M. Comeau, un retraité qui faisait souvent ses emplettes d’alcool au Québec, a contesté avec succès l’amende imposée, et la Cour d’appel a ensuite refusé d’entendre l’affaire. Même si la décision de première instance n’est pas exécutoire, le gouvernement provincial se tourne maintenant vers le plus haut tribunal du pays pour aller au fond des choses, compte tenu de l’importance des enjeux.

Le Nouveau-Brunswick soutient que ce jugement réduit les pouvoirs des gouvernements dans le secteur du commerce interprovincial, et qu’il crée une confusion au pays concernant l’autorité des provinces à ce chapitre. Selon Fredericton, l’effet combiné des deux décisions d’instances inférieures remet en cause plusieurs jugements de la Cour suprême du Canada, dont certains remontent à 1921, mais aussi «150 ans de compromis constitutionnels».

L’avocat de M. Comeau, appuyé par la Fondation canadienne de la Constitution, avait plaidé en Cour provinciale que la loi du Nouveau-Brunswick violait les dispositions de la Loi constitutionnelle de 1867 qui assurent la libre circulation des biens entre les provinces. Il demande lui aussi à la Cour suprême de se prononcer, mais pour d’autres motifs.

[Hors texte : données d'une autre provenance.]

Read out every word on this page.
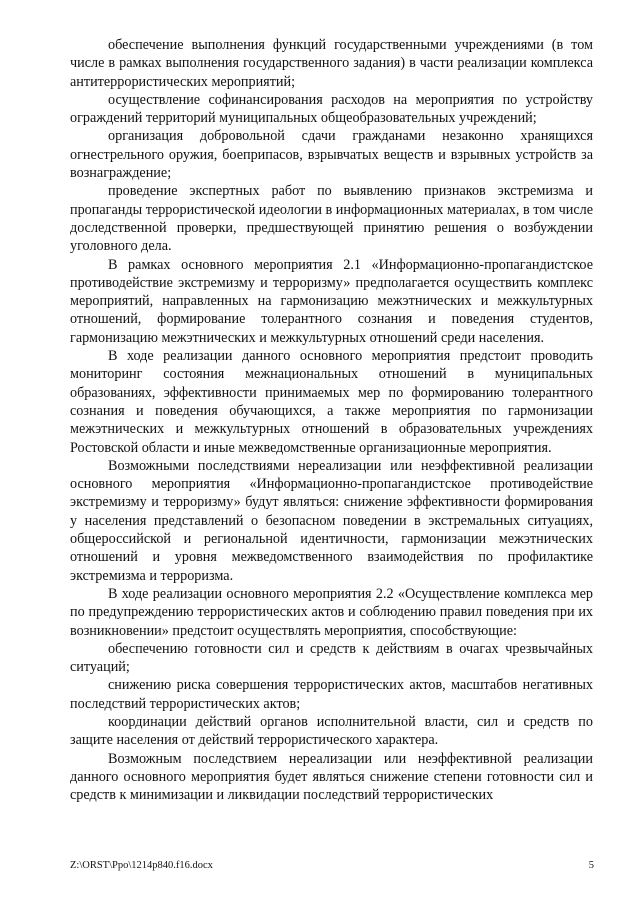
обеспечение выполнения функций государственными учреждениями (в том числе в рамках выполнения государственного задания) в части реализации комплекса антитеррористических мероприятий;

осуществление софинансирования расходов на мероприятия по устройству ограждений территорий муниципальных общеобразовательных учреждений;

организация добровольной сдачи гражданами незаконно хранящихся огнестрельного оружия, боеприпасов, взрывчатых веществ и взрывных устройств за вознаграждение;

проведение экспертных работ по выявлению признаков экстремизма и пропаганды террористической идеологии в информационных материалах, в том числе доследственной проверки, предшествующей принятию решения о возбуждении уголовного дела.

В рамках основного мероприятия 2.1 «Информационно-пропагандистское противодействие экстремизму и терроризму» предполагается осуществить комплекс мероприятий, направленных на гармонизацию межэтнических и межкультурных отношений, формирование толерантного сознания и поведения студентов, гармонизацию межэтнических и межкультурных отношений среди населения.

В ходе реализации данного основного мероприятия предстоит проводить мониторинг состояния межнациональных отношений в муниципальных образованиях, эффективности принимаемых мер по формированию толерантного сознания и поведения обучающихся, а также мероприятия по гармонизации межэтнических и межкультурных отношений в образовательных учреждениях Ростовской области и иные межведомственные организационные мероприятия.

Возможными последствиями нереализации или неэффективной реализации основного мероприятия «Информационно-пропагандистское противодействие экстремизму и терроризму» будут являться: снижение эффективности формирования у населения представлений о безопасном поведении в экстремальных ситуациях, общероссийской и региональной идентичности, гармонизации межэтнических отношений и уровня межведомственного взаимодействия по профилактике экстремизма и терроризма.

В ходе реализации основного мероприятия 2.2 «Осуществление комплекса мер по предупреждению террористических актов и соблюдению правил поведения при их возникновении» предстоит осуществлять мероприятия, способствующие:

обеспечению готовности сил и средств к действиям в очагах чрезвычайных ситуаций;

снижению риска совершения террористических актов, масштабов негативных последствий террористических актов;

координации действий органов исполнительной власти, сил и средств по защите населения от действий террористического характера.

Возможным последствием нереализации или неэффективной реализации данного основного мероприятия будет являться снижение степени готовности сил и средств к минимизации и ликвидации последствий террористических

Z:\ORST\Ppo\1214p840.f16.docx	5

Dans sa réplique aux arguments écrits du gouvernement provincial, l’avocat de M. Comeau plaide que plusieurs gouvernements provinciaux et fédéraux ont enfreint l’article 121 de la Constitution depuis la naissance de la fédération, en 1867, en érigeant des barrières protectionnistes, comme l’a fait le Nouveau-Brunswick sur l’alcool, souvent pour satisfaire des intérêts particuliers ou corporatistes.

Howard Anglin, directeur général de la Fondation canadienne de la Constitution, soutient que l’élimination réelle de toutes les barrières commerciales entre les provinces se traduirait notamment par la fin des monopoles d’État sur la vente d’alcool, mais aussi la disparition des «cartels agricoles» dans les provinces.